Bukele's government ministers quickly joined their leader in denying and ridiculing the article.

The country's attorney general, Raul Melara, announced that he would open an investigation into the El Faro revelations.

Asked about the allegations today in an event where he was delivering food aid, US Ambassador to El Salvador Ron Johnson said that the reasons why homicides went down was less important than keeping them low by the creation of jobs.

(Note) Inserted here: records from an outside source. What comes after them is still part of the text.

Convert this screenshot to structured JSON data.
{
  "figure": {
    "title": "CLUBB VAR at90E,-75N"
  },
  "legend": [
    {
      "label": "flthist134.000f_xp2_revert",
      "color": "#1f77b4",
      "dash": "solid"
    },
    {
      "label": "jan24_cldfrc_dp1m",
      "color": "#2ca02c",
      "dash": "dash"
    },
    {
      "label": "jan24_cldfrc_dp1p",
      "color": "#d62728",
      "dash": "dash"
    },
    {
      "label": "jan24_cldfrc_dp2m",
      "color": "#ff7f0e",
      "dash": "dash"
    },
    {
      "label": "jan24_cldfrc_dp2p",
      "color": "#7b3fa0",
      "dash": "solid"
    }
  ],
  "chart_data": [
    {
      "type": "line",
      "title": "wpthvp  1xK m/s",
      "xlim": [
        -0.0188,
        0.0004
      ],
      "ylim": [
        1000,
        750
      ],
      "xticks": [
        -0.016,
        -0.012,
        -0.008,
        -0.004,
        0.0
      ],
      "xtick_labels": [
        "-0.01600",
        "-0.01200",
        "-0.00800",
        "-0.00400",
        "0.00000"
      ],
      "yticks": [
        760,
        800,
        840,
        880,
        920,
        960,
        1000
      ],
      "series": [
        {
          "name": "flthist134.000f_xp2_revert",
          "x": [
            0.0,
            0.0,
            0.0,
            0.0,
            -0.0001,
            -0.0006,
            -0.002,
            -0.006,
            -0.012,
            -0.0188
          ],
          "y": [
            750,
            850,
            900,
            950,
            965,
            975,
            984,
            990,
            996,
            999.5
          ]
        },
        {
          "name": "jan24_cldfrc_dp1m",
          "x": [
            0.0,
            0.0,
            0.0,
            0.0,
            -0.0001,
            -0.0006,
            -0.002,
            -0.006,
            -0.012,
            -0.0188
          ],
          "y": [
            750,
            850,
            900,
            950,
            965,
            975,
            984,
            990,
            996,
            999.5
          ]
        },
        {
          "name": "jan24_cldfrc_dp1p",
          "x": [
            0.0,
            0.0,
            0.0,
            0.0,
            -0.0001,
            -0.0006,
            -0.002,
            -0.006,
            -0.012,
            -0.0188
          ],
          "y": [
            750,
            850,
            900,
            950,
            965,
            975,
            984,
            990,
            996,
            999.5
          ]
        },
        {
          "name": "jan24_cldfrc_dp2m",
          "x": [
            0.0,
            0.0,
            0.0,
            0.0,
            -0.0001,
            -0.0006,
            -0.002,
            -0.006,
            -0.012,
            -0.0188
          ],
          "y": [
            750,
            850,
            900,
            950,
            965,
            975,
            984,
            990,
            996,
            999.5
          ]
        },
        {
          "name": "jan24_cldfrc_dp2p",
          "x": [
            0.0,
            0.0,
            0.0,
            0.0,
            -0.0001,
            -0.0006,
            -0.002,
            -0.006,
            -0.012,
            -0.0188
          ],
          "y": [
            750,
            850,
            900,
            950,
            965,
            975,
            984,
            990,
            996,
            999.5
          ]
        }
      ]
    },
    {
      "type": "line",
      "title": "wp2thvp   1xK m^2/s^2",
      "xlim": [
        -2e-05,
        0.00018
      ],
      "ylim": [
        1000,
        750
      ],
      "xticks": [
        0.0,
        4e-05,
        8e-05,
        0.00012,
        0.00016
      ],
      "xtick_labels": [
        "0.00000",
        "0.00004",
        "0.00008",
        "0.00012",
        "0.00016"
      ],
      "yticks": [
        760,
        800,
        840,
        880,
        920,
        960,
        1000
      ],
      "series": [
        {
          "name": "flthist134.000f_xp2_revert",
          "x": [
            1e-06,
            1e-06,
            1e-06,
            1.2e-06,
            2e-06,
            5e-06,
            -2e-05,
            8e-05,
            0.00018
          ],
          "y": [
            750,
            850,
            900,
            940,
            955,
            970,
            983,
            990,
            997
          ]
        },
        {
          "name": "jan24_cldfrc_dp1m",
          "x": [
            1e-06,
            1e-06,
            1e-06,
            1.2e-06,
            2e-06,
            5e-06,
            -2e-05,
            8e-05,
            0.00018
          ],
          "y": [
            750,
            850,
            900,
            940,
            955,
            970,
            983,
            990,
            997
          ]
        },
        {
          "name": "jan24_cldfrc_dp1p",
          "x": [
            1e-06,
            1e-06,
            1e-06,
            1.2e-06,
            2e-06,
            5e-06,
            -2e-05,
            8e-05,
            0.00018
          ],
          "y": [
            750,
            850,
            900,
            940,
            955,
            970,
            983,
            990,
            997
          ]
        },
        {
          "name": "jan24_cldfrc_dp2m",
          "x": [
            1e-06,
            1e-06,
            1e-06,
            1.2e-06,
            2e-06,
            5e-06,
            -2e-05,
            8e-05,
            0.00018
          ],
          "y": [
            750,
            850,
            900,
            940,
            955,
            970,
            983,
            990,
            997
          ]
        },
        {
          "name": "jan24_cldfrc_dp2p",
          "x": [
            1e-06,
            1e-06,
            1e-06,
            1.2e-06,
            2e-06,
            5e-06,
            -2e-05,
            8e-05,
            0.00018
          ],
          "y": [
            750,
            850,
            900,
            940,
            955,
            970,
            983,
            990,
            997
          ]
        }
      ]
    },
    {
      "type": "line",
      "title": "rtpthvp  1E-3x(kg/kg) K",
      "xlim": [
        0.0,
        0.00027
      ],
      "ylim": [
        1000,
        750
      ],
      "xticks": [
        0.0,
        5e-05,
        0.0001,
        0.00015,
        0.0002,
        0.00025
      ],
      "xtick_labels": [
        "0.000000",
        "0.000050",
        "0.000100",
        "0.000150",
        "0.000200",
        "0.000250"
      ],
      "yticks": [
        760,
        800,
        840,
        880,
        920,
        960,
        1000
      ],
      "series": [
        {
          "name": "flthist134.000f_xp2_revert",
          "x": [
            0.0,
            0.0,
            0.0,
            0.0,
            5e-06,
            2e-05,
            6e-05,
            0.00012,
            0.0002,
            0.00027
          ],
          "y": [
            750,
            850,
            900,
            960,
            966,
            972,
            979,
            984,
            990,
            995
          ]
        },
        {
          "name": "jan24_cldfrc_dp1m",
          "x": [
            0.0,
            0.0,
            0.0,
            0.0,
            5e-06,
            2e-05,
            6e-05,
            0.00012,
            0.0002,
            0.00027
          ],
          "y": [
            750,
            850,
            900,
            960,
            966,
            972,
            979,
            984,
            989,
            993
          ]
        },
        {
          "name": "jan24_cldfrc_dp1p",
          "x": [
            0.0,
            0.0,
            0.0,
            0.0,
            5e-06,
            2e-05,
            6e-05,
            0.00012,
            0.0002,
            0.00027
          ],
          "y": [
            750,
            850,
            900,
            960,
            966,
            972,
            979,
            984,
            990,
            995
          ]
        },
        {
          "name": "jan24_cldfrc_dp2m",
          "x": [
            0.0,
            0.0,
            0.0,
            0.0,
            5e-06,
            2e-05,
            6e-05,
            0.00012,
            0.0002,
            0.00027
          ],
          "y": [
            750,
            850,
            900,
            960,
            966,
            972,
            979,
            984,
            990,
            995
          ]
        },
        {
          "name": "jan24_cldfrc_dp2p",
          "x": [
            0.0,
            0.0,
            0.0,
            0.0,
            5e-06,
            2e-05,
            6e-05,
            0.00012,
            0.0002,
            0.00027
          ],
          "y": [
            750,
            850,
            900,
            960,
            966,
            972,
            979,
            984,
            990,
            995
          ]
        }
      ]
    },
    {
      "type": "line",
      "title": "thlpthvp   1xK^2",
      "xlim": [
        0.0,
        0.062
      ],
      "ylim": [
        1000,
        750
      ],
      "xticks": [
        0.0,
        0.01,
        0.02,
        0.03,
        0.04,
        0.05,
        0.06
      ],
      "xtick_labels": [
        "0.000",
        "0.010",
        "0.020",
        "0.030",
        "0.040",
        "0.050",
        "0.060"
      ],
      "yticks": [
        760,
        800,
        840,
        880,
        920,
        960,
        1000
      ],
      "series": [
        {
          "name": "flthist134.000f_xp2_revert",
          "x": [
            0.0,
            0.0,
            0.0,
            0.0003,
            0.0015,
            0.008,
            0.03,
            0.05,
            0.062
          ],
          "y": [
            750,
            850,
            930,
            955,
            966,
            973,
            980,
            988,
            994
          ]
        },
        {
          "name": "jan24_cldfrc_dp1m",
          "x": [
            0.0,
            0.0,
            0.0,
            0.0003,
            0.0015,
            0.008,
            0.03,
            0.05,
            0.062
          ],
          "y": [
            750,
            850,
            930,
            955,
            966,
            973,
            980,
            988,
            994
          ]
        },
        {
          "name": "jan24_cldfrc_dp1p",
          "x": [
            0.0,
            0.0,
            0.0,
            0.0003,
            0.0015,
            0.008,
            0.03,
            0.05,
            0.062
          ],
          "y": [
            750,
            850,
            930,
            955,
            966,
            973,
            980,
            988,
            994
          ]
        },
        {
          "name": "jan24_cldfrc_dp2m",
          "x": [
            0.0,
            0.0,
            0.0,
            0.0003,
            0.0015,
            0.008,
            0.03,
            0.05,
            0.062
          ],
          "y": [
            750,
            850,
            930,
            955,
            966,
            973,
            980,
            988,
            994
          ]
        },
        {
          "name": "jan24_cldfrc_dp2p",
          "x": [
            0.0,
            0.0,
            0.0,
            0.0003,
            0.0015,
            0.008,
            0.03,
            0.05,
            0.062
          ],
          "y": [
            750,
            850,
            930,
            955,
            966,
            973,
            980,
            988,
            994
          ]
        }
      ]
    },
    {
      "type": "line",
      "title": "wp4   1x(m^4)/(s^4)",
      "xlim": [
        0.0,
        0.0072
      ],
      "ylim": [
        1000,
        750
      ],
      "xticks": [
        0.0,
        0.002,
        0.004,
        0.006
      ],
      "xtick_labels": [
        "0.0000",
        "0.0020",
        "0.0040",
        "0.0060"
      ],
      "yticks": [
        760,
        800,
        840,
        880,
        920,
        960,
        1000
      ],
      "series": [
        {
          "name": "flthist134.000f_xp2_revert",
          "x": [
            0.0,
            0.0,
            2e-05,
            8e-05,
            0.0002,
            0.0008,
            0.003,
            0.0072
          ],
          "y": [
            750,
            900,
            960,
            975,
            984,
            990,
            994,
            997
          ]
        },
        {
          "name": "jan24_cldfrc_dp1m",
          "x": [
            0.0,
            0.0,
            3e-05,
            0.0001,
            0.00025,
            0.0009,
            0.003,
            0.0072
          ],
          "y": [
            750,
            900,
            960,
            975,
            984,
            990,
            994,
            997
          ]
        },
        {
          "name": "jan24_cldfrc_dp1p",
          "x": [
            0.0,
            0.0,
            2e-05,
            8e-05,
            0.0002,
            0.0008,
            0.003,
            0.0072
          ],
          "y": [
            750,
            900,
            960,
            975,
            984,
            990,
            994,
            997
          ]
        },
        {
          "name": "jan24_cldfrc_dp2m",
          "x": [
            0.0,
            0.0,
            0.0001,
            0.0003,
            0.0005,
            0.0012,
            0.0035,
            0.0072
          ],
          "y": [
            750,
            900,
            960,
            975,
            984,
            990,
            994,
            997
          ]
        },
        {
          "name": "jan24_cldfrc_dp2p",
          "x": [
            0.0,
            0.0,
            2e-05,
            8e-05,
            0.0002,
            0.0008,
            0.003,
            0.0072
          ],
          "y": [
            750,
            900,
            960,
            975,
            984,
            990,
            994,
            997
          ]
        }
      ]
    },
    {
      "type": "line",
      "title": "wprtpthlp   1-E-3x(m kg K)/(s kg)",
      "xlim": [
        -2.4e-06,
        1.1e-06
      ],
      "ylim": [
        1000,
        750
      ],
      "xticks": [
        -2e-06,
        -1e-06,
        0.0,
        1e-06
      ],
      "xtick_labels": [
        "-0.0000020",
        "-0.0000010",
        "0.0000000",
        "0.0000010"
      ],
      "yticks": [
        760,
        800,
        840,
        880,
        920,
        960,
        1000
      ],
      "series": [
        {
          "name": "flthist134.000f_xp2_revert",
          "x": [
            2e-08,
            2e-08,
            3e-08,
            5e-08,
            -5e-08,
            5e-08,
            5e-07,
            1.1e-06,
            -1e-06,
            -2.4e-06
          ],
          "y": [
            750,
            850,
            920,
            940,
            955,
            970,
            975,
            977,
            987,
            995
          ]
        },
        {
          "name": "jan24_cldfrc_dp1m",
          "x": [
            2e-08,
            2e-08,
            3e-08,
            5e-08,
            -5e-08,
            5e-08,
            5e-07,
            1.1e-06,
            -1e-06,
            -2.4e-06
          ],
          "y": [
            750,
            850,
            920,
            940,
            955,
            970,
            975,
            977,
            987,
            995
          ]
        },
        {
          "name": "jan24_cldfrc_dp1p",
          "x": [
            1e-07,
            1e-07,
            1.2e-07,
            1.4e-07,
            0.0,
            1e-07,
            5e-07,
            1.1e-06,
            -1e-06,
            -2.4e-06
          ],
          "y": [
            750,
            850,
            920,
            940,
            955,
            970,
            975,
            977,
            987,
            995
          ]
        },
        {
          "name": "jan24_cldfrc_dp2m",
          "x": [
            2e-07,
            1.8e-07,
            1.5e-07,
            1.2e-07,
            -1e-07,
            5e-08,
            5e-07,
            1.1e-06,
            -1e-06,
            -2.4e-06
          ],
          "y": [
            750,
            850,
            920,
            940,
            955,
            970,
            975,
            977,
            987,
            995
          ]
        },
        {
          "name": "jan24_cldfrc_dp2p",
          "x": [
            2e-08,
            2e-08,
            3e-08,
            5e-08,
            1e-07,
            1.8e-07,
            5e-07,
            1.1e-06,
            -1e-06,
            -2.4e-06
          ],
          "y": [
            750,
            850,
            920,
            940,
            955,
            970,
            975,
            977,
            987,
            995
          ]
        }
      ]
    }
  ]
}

Between the international award-winning journalists of El Faro and the public relations machine of Nayib Bukele, I would place my faith in the accuracy of the El Faro reporting.   But will it make a difference in El Salvador?   Few outside of educated elites read the publication.  Bukele dominates the social media landscape which provides much of the news these days.   When other newspapers in the country covered the story, they did so with the headline "Bukele denies allegations...."   In this fight, populism is likely to  continue to be a victor over independent journalism.


Comments

Diego said…
A really important piece of information you left out - El Faro is owned by the Simán Family and their close friend, Carlos Dada - Bukele enemies. Bukele isn't perfect, but in the lead up to next years' Legislative Assembly election where Arena and the FMLN will likely lose their last remaining stranglehold on power and decision-making in the country, we can probably expect more of these unproven allegations.
Woodworking said…
False news! You should be put in prision for lying about this, shame on you!